How to Handle Regret and Stop it from Affecting You
Regret can affect us in many ways, but as long as you know how to deal with it and handle it, you'll always have a happy life free of anger, rage and misery. Find out how you can eliminate regret from your life.
Click here to read the introduction: How to Overcome Regret?
Regret is inevitable. But it doesn't have to take us to the negative zone, and hit us right between the eyes. There are two types of regret, one, which holds us back and makes us wallow in self pity, and the other, the good one, which makes sure we don't lock horns with the same deal again.
You should be worried if regret is your constant companion or even if it creeps within you once in a while leaving you in a dark mood and forcing you to deal with oscillating frequent mood-swings. All of us frequently experience the urge to run away to a place where there is no regret. Have you ever noticed that when you shed tears, you feel refreshed the next day? Tears wash away all our woes. Same is the case with regret.
When you regret, it leaves you stronger and at the same time, more vulnerable. But generally, we take being strong as being bitter and familiarity with an unstoppable resilience. And we are left with many unanswerable questions and with culpability.
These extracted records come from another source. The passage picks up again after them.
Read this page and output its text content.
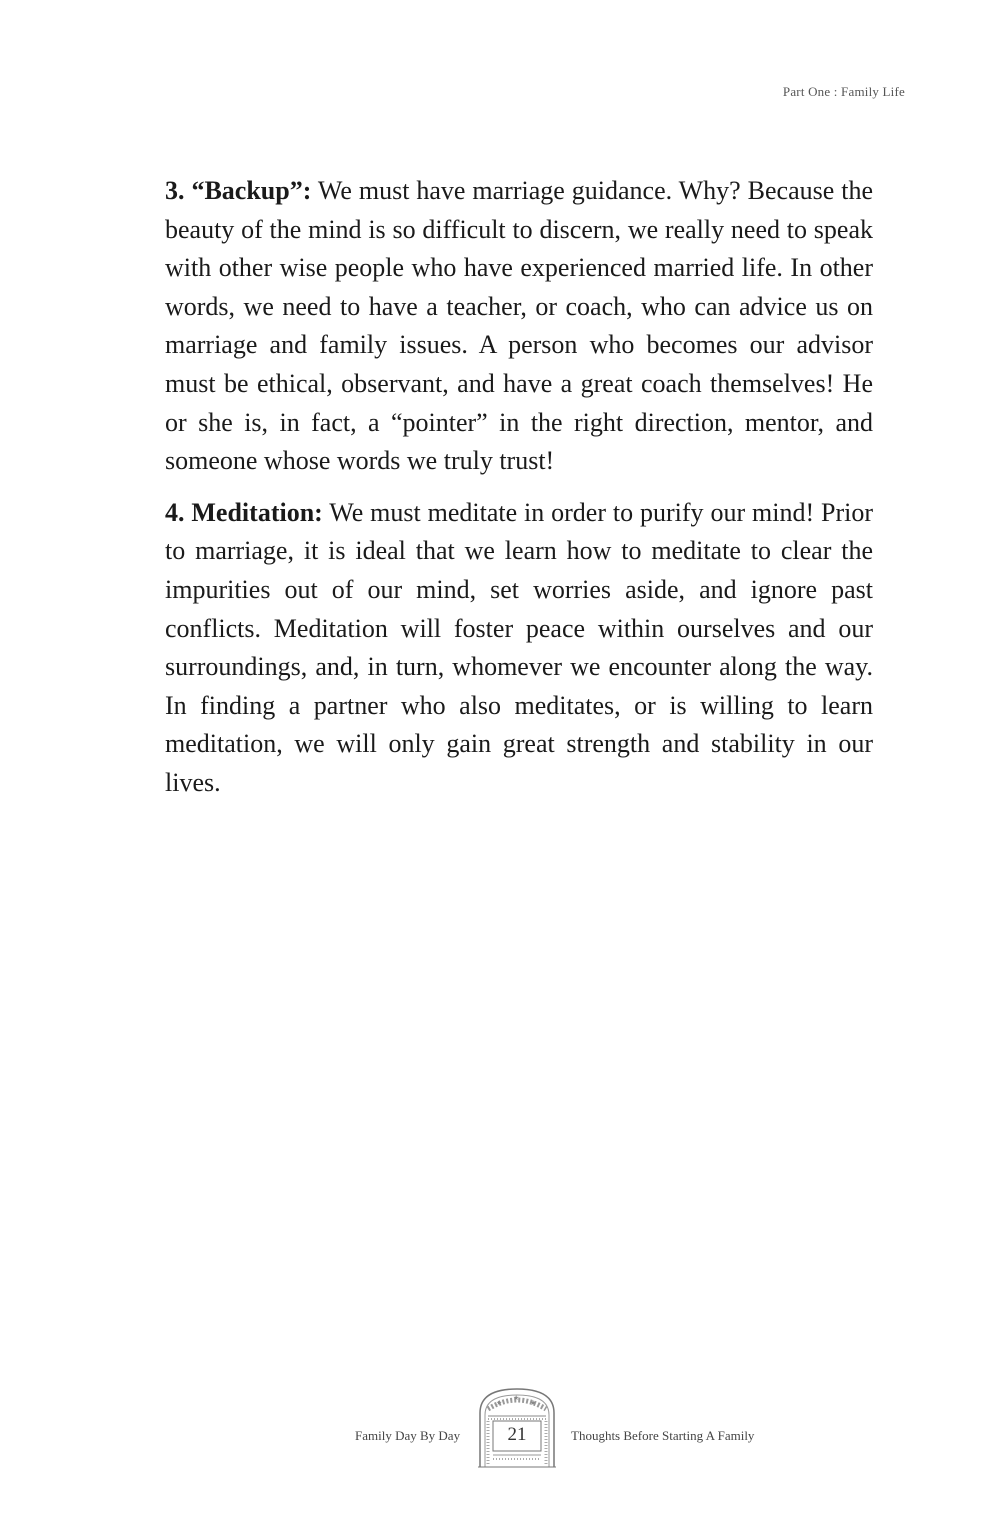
Part One : Family Life

3. “Backup”: We must have marriage guidance. Why? Because the beauty of the mind is so difficult to discern, we really need to speak with other wise people who have experienced married life. In other words, we need to have a teacher, or coach, who can advice us on marriage and family issues. A person who becomes our advisor must be ethical, observant, and have a great coach themselves! He or she is, in fact, a “pointer” in the right direction, mentor, and someone whose words we truly trust!

4. Meditation: We must meditate in order to purify our mind! Prior to marriage, it is ideal that we learn how to meditate to clear the impurities out of our mind, set worries aside, and ignore past conflicts. Meditation will foster peace within ourselves and our surroundings, and, in turn, whomever we encounter along the way. In finding a partner who also meditates, or is willing to learn meditation, we will only gain great strength and stability in our lives.

Family Day By Day
★
★
★
21	Thoughts Before Starting A Family
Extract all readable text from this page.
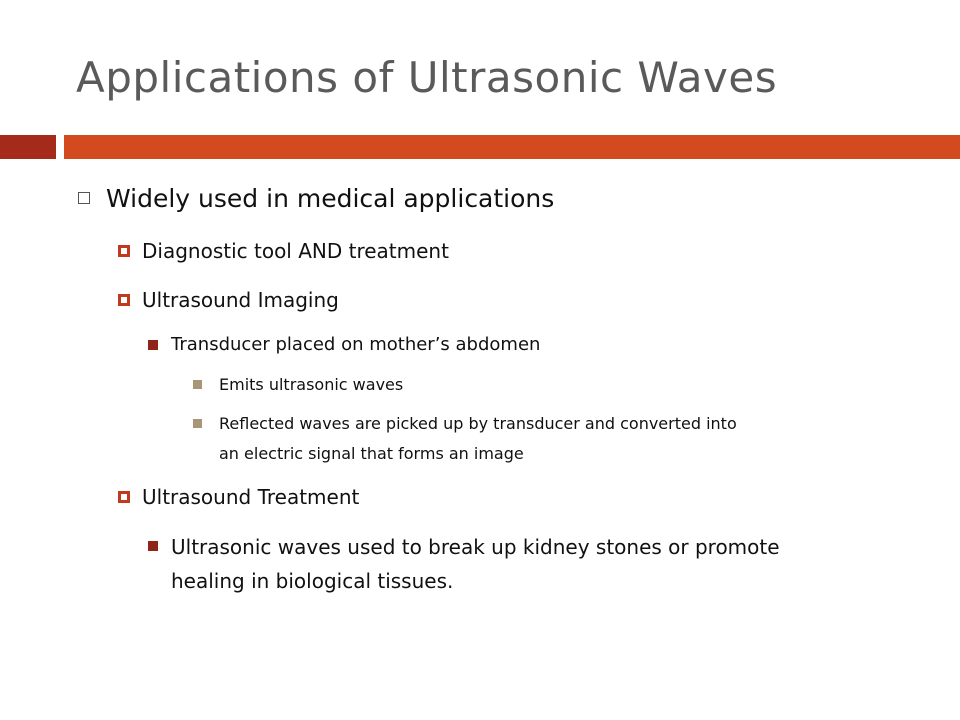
Applications of Ultrasonic Waves
Widely used in medical applications
Diagnostic tool AND treatment
Ultrasound Imaging
Transducer placed on mother’s abdomen
Emits ultrasonic waves
Reflected waves are picked up by transducer and converted into
an electric signal that forms an image
Ultrasound Treatment
Ultrasonic waves used to break up kidney stones or promote
healing in biological tissues.
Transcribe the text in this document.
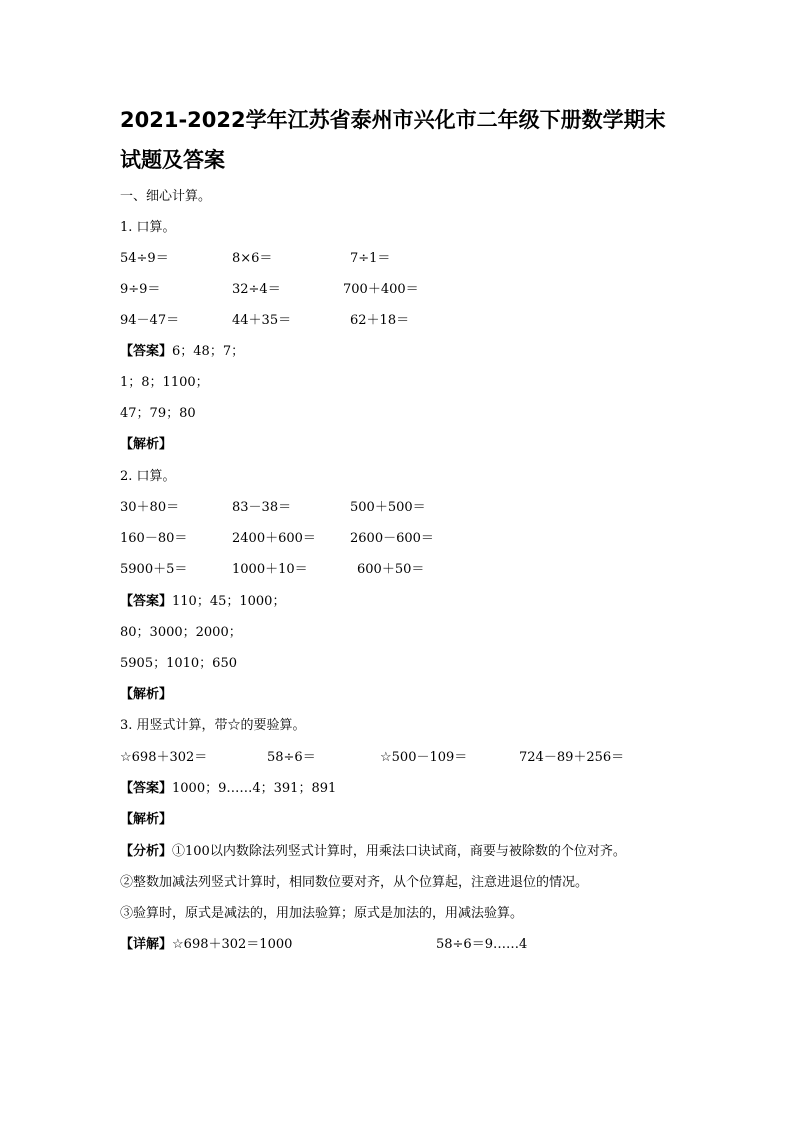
2021-2022学年江苏省泰州市兴化市二年级下册数学期末试题及答案
一、细心计算。
1. 口算。
54÷9＝	8×6＝	7÷1＝
9÷9＝	32÷4＝	700＋400＝
94－47＝	44＋35＝	62＋18＝
【答案】6；48；7；
1；8；1100；
47；79；80
【解析】
2. 口算。
30＋80＝	83－38＝	500＋500＝
160－80＝	2400＋600＝	2600－600＝
5900＋5＝	1000＋10＝	600＋50＝
【答案】110；45；1000；
80；3000；2000；
5905；1010；650
【解析】
3. 用竖式计算，带☆的要验算。
☆698＋302＝	58÷6＝	☆500－109＝	724－89＋256＝
【答案】1000；9……4；391；891
【解析】
【分析】①100以内数除法列竖式计算时，用乘法口诀试商，商要与被除数的个位对齐。
②整数加减法列竖式计算时，相同数位要对齐，从个位算起，注意进退位的情况。
③验算时，原式是减法的，用加法验算；原式是加法的，用减法验算。
【详解】☆698＋302＝1000	58÷6＝9……4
The whole point here is that regret can be your worst enemy or your best friend. It all depends on how you treat it and what you want.
Categorizing the Evil
How can you figure the kind of guilt that's nagging you, is it the good one or the bad one? The answer lies in the fact that regret is destructive only when we chose to make it destructive. There is no good or bad regret. We live in the present and we somehow never regret the present, the two time zones that we ponder over and grieve in are the past and the future. Generally, and more precisely, it is the past that gnaws us. What often goes unnoticed is the powerful energy of regret.
As stated earlier, we grieve and regret over the past. But what is the past? This isn't a grammatical question for which you need to search your old stack of high-school language manuscripts. It is a memoir, a psychological story. Literally, regret doesn't exist. Mea culpa exists only in a mental state. If there were any means to change the past, who would have regrets? Inexorably, these emotions creep into our mind. So, is there any way we can change the sting of regret into happy vaccination syringes. Well, we can't change the past, but we can transform the way we think of the past. We can try to get regret to work as a stalwart protector instead of working as a diseasing virus. Try these steps.
The “If Only” Disease
“If only I could do that”. This one is shoddier than your zit which has a unique way of popping up on thanksgiving or a wedding. We've all been through this “if only” phase and sadly it has never worked. It has always left the person drained emotionally and with a bitter mood for days. A friend of mine, who was dumped by her boyfriend never got another one because she thought it was her fault that he left her and regretted it to the point of obsession. Everyone other than her knew that the break-up was not her fault, and that some guys just want to play the field. Many of us think along these lines, “if only I had done (blah), (blah) wouldn't have happened”. But it did.
We all know that the past cannot be changed. If it could be, it wouldn't be called the past. Of course, we understand that regret, at times, is unbearable. But you can't go back and change what has happened. Grieve but don't well up in it. Regret, but not unproductively. The “if only” regret is unproductive and would not give you any output.